Em conversa com o GamesRadar+, Jon McKellan, roteirista do título, revelou que 1996 representa o “momento perfeito” para criar atmosfera assustadora. Segundo ele, a falta de tecnologia avançada nessa década é fundamental para amplificar a sensação de desespero e isolamento que o horror necessita para funcionar efetivamente.
“Quando você não possui um smartphone ou GPS para ajudar na navegação, fica muito mais vulnerável”, explica McKellan. “Mas também não é uma época tão distante que pareça completamente desconectada da realidade moderna. Esse equilíbrio faz dos anos 90 o período ideal para o terror.”

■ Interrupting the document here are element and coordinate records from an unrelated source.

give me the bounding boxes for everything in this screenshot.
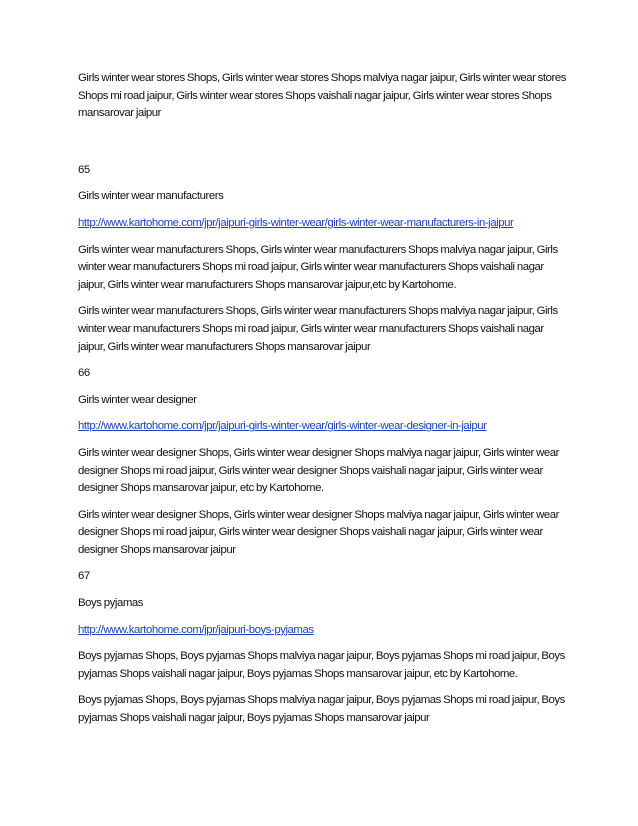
- entry-67: [78, 568, 568, 727]
- entry-number: 66: [78, 367, 90, 380]
- entry-title: Girls winter wear designer: [78, 393, 197, 406]
- entry-description: Girls winter wear designer Shops, Girls winter wear designer Shops malviya nagar jaipur, Girls winter wear designer Shops mi road jaipur, Girls winter wear designer Shops vaishali nagar jaipur, Girls winter wear designer Shops mansarovar jaipur, etc by Kartohome.: [78, 446, 560, 495]
- entry-description: Boys pyjamas Shops, Boys pyjamas Shops malviya nagar jaipur, Boys pyjamas Shops mi road jaipur, Boys pyjamas Shops vaishali nagar jaipur, Boys pyjamas Shops mansarovar jaipur: [78, 694, 565, 725]
- entry-number: 65: [78, 163, 90, 176]
- entry-description: Girls winter wear designer Shops, Girls winter wear designer Shops malviya nagar jaipur, Girls winter wear designer Shops mi road jaipur, Girls winter wear designer Shops vaishali nagar jaipur, Girls winter wear designer Shops mansarovar jaipur: [78, 508, 560, 556]
- entry-description: Girls winter wear manufacturers Shops, Girls winter wear manufacturers Shops malviya nagar jaipur, Girls winter wear manufacturers Shops mi road jaipur, Girls winter wear manufacturers Shops vaishali nagar jaipur, Girls winter wear manufacturers Shops mansarovar jaipur,etc by Kartohome.: [78, 243, 558, 291]
- entry-number: 67: [78, 570, 90, 583]
- entry-description: Boys pyjamas Shops, Boys pyjamas Shops malviya nagar jaipur, Boys pyjamas Shops mi road jaipur, Boys pyjamas Shops vaishali nagar jaipur, Boys pyjamas Shops mansarovar jaipur, etc by Kartohome.: [78, 650, 565, 680]
- entry-title: Girls winter wear manufacturers: [78, 190, 224, 203]
- entry-65: [78, 162, 568, 356]
- entry-link[interactable]: http://www.kartohome.com/jpr/jaipuri-boys-pyjamas: [78, 623, 314, 636]
- intro-paragraph: Girls winter wear stores Shops, Girls winter wear stores Shops malviya nagar jaipur, Girls winter wear stores Shops mi road jaipur, Girls winter wear stores Shops vaishali nagar jaipur, Girls winter wear stores Shops mansarovar jaipur: [78, 72, 566, 120]
- entry-link[interactable]: http://www.kartohome.com/jpr/jaipuri-girls-winter-wear/girls-winter-wear-designer-in-jaipur: [78, 420, 487, 433]
- section-gap: [78, 132, 568, 162]
- entry-link[interactable]: http://www.kartohome.com/jpr/jaipuri-girls-winter-wear/girls-winter-wear-manufacturers-in-jaipur: [78, 216, 514, 229]
- entry-title: Boys pyjamas: [78, 597, 144, 610]
- entry-description: Girls winter wear manufacturers Shops, Girls winter wear manufacturers Shops malviya nagar jaipur, Girls winter wear manufacturers Shops mi road jaipur, Girls winter wear manufacturers Shops vaishali nagar jaipur, Girls winter wear manufacturers Shops mansarovar jaipur: [78, 305, 558, 353]
- entry-66: [78, 365, 568, 559]
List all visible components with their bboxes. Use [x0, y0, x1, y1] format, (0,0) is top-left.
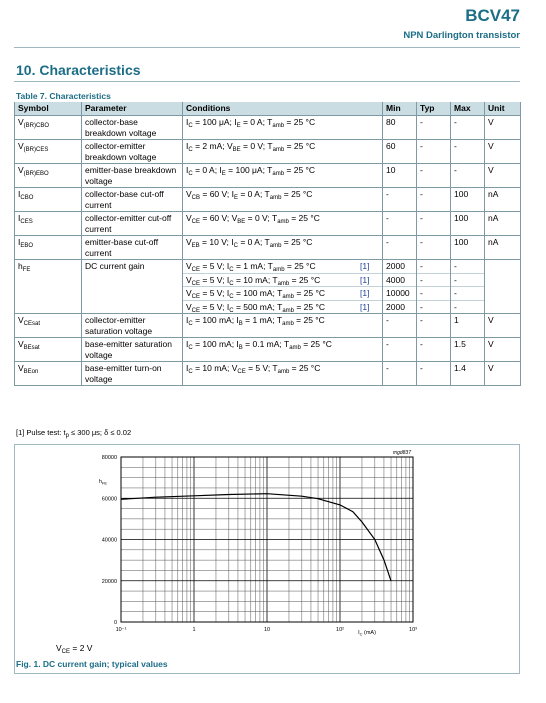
cell-conditions: $I_C = 100$ μA; $I_E = 0$ A; $T_{amb} = 25$ °C [183, 116, 348, 140]
cell-symbol: $V_{(BR)CES}$ [15, 140, 82, 164]
section-divider [14, 81, 520, 82]
cell-typ: - [417, 236, 451, 260]
cell-conditions: $V_{CE} = 5$ V; $I_C = 100$ mA; $T_{amb} = 25$ °C [183, 287, 348, 301]
table-row [15, 362, 521, 386]
cell-parameter: emitter-base cut-off current [82, 236, 183, 260]
cell-symbol: $V_{(BR)CBO}$ [15, 116, 82, 140]
cell-unit: V [485, 338, 521, 362]
table-row [15, 314, 521, 338]
cell-conditions: $V_{CE} = 5$ V; $I_C = 1$ mA; $T_{amb} = 25$ °C [183, 260, 348, 274]
table-row [15, 236, 521, 260]
y-tick-label: 20000 [101, 578, 117, 585]
cell-symbol: $V_{BEsat}$ [15, 338, 82, 362]
cell-typ: - [417, 362, 451, 386]
cell-typ: - [417, 140, 451, 164]
cell-parameter: collector-base breakdown voltage [82, 116, 183, 140]
table-caption: Table 7. Characteristics [16, 91, 111, 101]
cell-conditions: $V_{CE} = 5$ V; $I_C = 10$ mA; $T_{amb} = 25$ °C [183, 273, 348, 287]
header-symbol: Symbol [15, 102, 82, 116]
cell-symbol: $I_{CBO}$ [15, 188, 82, 212]
cell-unit: nA [485, 212, 521, 236]
cell-max: 1.5 [451, 338, 485, 362]
cell-conditions: $V_{CB} = 60$ V; $I_E = 0$ A; $T_{amb} = 25$ °C [183, 188, 348, 212]
x-tick-label: 10² [336, 627, 344, 633]
cell-note-ref [348, 164, 383, 188]
cell-min: 2000 [383, 300, 417, 314]
cell-symbol: $I_{EBO}$ [15, 236, 82, 260]
cell-max: 100 [451, 236, 485, 260]
x-tick-label: 10⁻¹ [115, 627, 127, 633]
y-tick-label: 80000 [101, 455, 117, 461]
cell-min: - [383, 212, 417, 236]
cell-symbol: $h_{FE}$ [15, 260, 82, 314]
cell-min: 2000 [383, 260, 417, 274]
document-subtitle: NPN Darlington transistor [403, 30, 520, 41]
cell-parameter: collector-base cut-off current [82, 188, 183, 212]
cell-typ: - [417, 338, 451, 362]
cell-unit: V [485, 314, 521, 338]
cell-symbol: $V_{CEsat}$ [15, 314, 82, 338]
cell-min: 10 [383, 164, 417, 188]
cell-typ: - [417, 300, 451, 314]
cell-typ: - [417, 164, 451, 188]
cell-min: 80 [383, 116, 417, 140]
cell-symbol: $I_{CES}$ [15, 212, 82, 236]
cell-max: - [451, 287, 485, 301]
cell-conditions: $V_{CE} = 60$ V; $V_{BE} = 0$ V; $T_{amb} = 25$ °C [183, 212, 348, 236]
cell-typ: - [417, 116, 451, 140]
cell-max: - [451, 273, 485, 287]
cell-unit: V [485, 140, 521, 164]
cell-max: 100 [451, 212, 485, 236]
cell-unit: nA [485, 236, 521, 260]
figure-divider [14, 673, 520, 674]
cell-typ: - [417, 287, 451, 301]
cell-symbol: $V_{(BR)EBO}$ [15, 164, 82, 188]
x-tick-label: 10 [263, 627, 271, 633]
cell-conditions: $I_C = 10$ mA; $V_{CE} = 5$ V; $T_{amb} = 25$ °C [183, 362, 348, 386]
cell-conditions: $I_C = 100$ mA; $I_B = 1$ mA; $T_{amb} = 25$ °C [183, 314, 348, 338]
cell-max: - [451, 116, 485, 140]
cell-min: 10000 [383, 287, 417, 301]
footnote: [1] Pulse test: $t_p \le 300$ μs; δ ≤ 0.02 [16, 428, 132, 439]
cell-note-ref [348, 212, 383, 236]
cell-typ: - [417, 212, 451, 236]
cell-conditions: $I_C = 0$ A; $I_E = 100$ μA; $T_{amb} = 25$ °C [183, 164, 348, 188]
cell-parameter: emitter-base breakdown voltage [82, 164, 183, 188]
table-row [15, 212, 521, 236]
cell-conditions: $I_C = 100$ mA; $I_B = 0.1$ mA; $T_{amb} = 25$ °C [183, 338, 348, 362]
x-tick-label: 10³ [409, 627, 417, 633]
cell-min: 60 [383, 140, 417, 164]
table-row [15, 188, 521, 212]
table-row [15, 116, 521, 140]
cell-conditions: $V_{CE} = 5$ V; $I_C = 500$ mA; $T_{amb} = 25$ °C [183, 300, 348, 314]
header-max: Max [451, 102, 485, 116]
cell-note-ref[interactable]: [1] [348, 273, 383, 287]
cell-unit: V [485, 116, 521, 140]
cell-symbol: $V_{BEon}$ [15, 362, 82, 386]
x-axis-label: $I_C$ (mA) [358, 630, 376, 637]
x-tick-label: 1 [192, 627, 196, 633]
cell-parameter: collector-emitter breakdown voltage [82, 140, 183, 164]
cell-min: - [383, 236, 417, 260]
cell-note-ref [348, 236, 383, 260]
table-body [15, 116, 521, 386]
cell-note-ref [348, 116, 383, 140]
cell-note-ref [348, 362, 383, 386]
cell-max: - [451, 260, 485, 274]
table-header-row [15, 102, 521, 116]
cell-parameter: base-emitter saturation voltage [82, 338, 183, 362]
header-typ: Typ [417, 102, 451, 116]
cell-min: - [383, 338, 417, 362]
cell-max: - [451, 300, 485, 314]
table-row [15, 164, 521, 188]
cell-typ: - [417, 314, 451, 338]
cell-parameter: DC current gain [82, 260, 183, 314]
cell-parameter: base-emitter turn-on voltage [82, 362, 183, 386]
cell-conditions: $I_C = 2$ mA; $V_{BE} = 0$ V; $T_{amb} = 25$ °C [183, 140, 348, 164]
document-title: BCV47 [465, 6, 520, 25]
cell-max: 1 [451, 314, 485, 338]
cell-note-ref [348, 140, 383, 164]
cell-min: 4000 [383, 273, 417, 287]
cell-max: - [451, 164, 485, 188]
cell-conditions: $V_{EB} = 10$ V; $I_C = 0$ A; $T_{amb} = 25$ °C [183, 236, 348, 260]
chart-condition-label: $V_{CE} = 2$ V [56, 643, 93, 655]
header-unit: Unit [485, 102, 521, 116]
cell-note-ref [348, 314, 383, 338]
cell-typ: - [417, 260, 451, 274]
figure-caption: Fig. 1. DC current gain; typical values [16, 659, 168, 669]
series-line-hfe [121, 494, 391, 581]
cell-parameter: collector-emitter cut-off current [82, 212, 183, 236]
table-row [15, 338, 521, 362]
header-divider [14, 47, 520, 48]
characteristics-table [14, 102, 521, 386]
y-axis-label: $h_{FE}$ [98, 479, 108, 486]
cell-parameter: collector-emitter saturation voltage [82, 314, 183, 338]
figure-code: mgd837 [392, 450, 411, 456]
header-min: Min [383, 102, 417, 116]
dc-gain-chart [15, 445, 521, 675]
header-conditions: Conditions [183, 102, 383, 116]
cell-note-ref [348, 338, 383, 362]
cell-unit: nA [485, 188, 521, 212]
header-parameter: Parameter [82, 102, 183, 116]
cell-typ: - [417, 273, 451, 287]
cell-typ: - [417, 188, 451, 212]
cell-max: 100 [451, 188, 485, 212]
cell-note-ref[interactable]: [1] [348, 287, 383, 301]
cell-min: - [383, 362, 417, 386]
cell-note-ref[interactable]: [1] [348, 260, 383, 274]
cell-unit [485, 260, 521, 314]
cell-max: 1.4 [451, 362, 485, 386]
cell-unit: V [485, 362, 521, 386]
figure-box [14, 444, 520, 674]
cell-note-ref[interactable]: [1] [348, 300, 383, 314]
cell-max: - [451, 140, 485, 164]
section-title: 10. Characteristics [16, 62, 141, 78]
y-tick-label: 60000 [101, 496, 117, 503]
cell-min: - [383, 314, 417, 338]
y-tick-label: 0 [113, 620, 117, 626]
table-row [15, 140, 521, 164]
y-tick-label: 40000 [101, 537, 117, 544]
cell-min: - [383, 188, 417, 212]
cell-note-ref [348, 188, 383, 212]
table-row [15, 260, 521, 274]
cell-unit: V [485, 164, 521, 188]
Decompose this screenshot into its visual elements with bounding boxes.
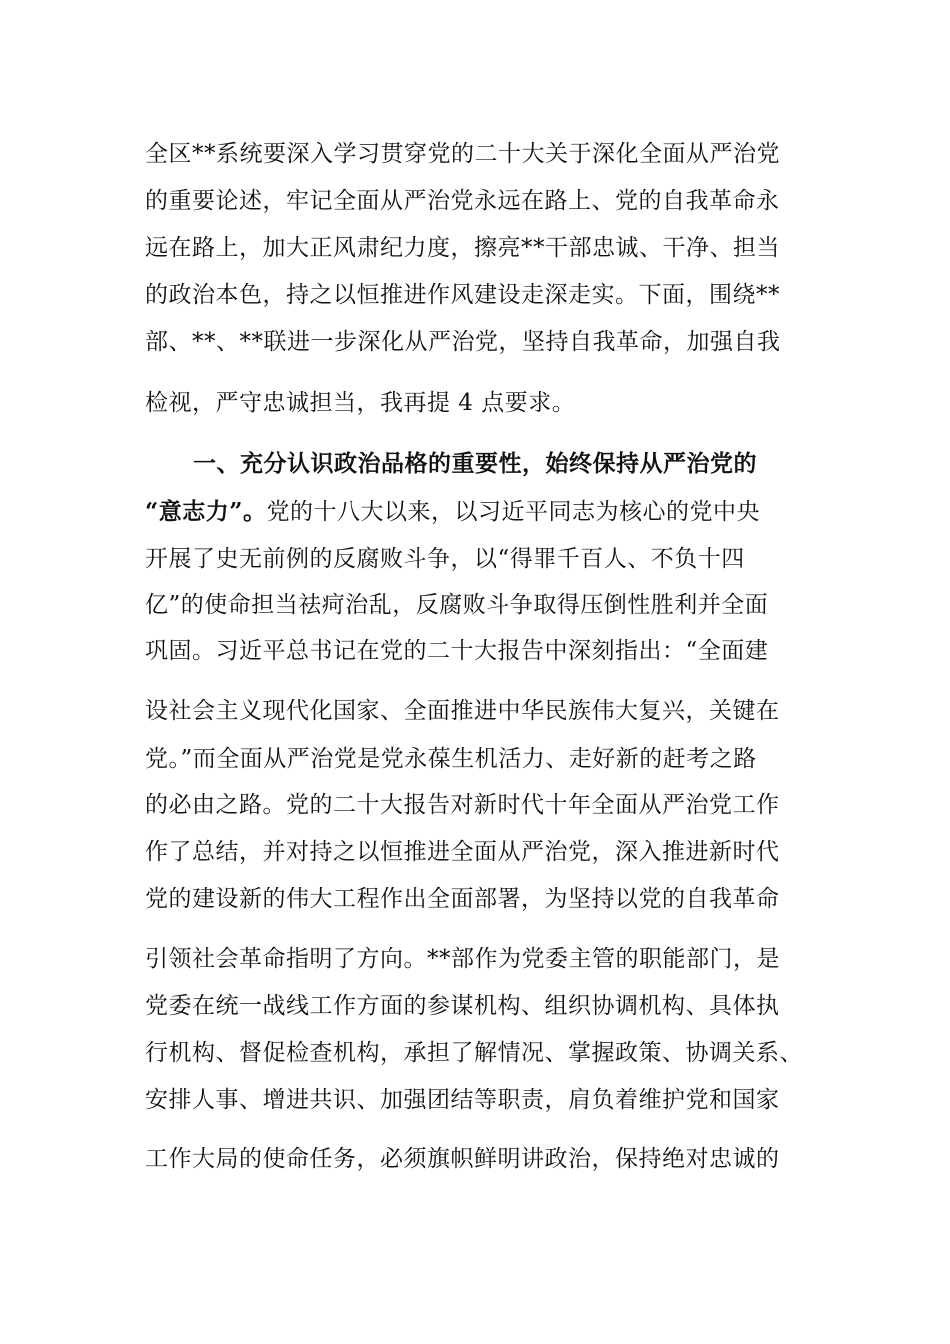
paragraph-2-line-8: 党的建设新的伟大工程作出全面部署，为坚持以党的自我革命 <box>145 886 780 912</box>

Essa mecânica narrativa torna-se ainda mais relevante quando consideramos o protagonista do jogo: Simon Ordell. Ele se vê forçado a retornar à fictícia ilha de St. Amelia, localizada na Escócia, com o objetivo de “corrigir erros do passado”. Sem recursos tecnológicos modernos para facilitar sua jornada, o jogador enfrenta uma experiência genuinamente claustrofóbica.
A escolha do cenário também reflete uma tendência crescente nos jogos de horror contemporâneos: a rejeição à tecnologia como solução. Enquanto muitos títulos modernos permitem que protagonistas se comuniquem facilmente ou obtenham informações em tempo real, Silent Hill: Townfall força o jogador a confiar em instintos, documentos físicos e observação ambiental—elementos clássicos do survival horror que tornaram a série icônica.
Essa abordagem promete ressignificar o que esperamos de um jogo de horror psicológico, lembrando os fãs por que a franquia conquistou tanta devoção ao longo dos anos. Silent Hill: Townfall chegará em breve para resgatar o terror à moda antiga.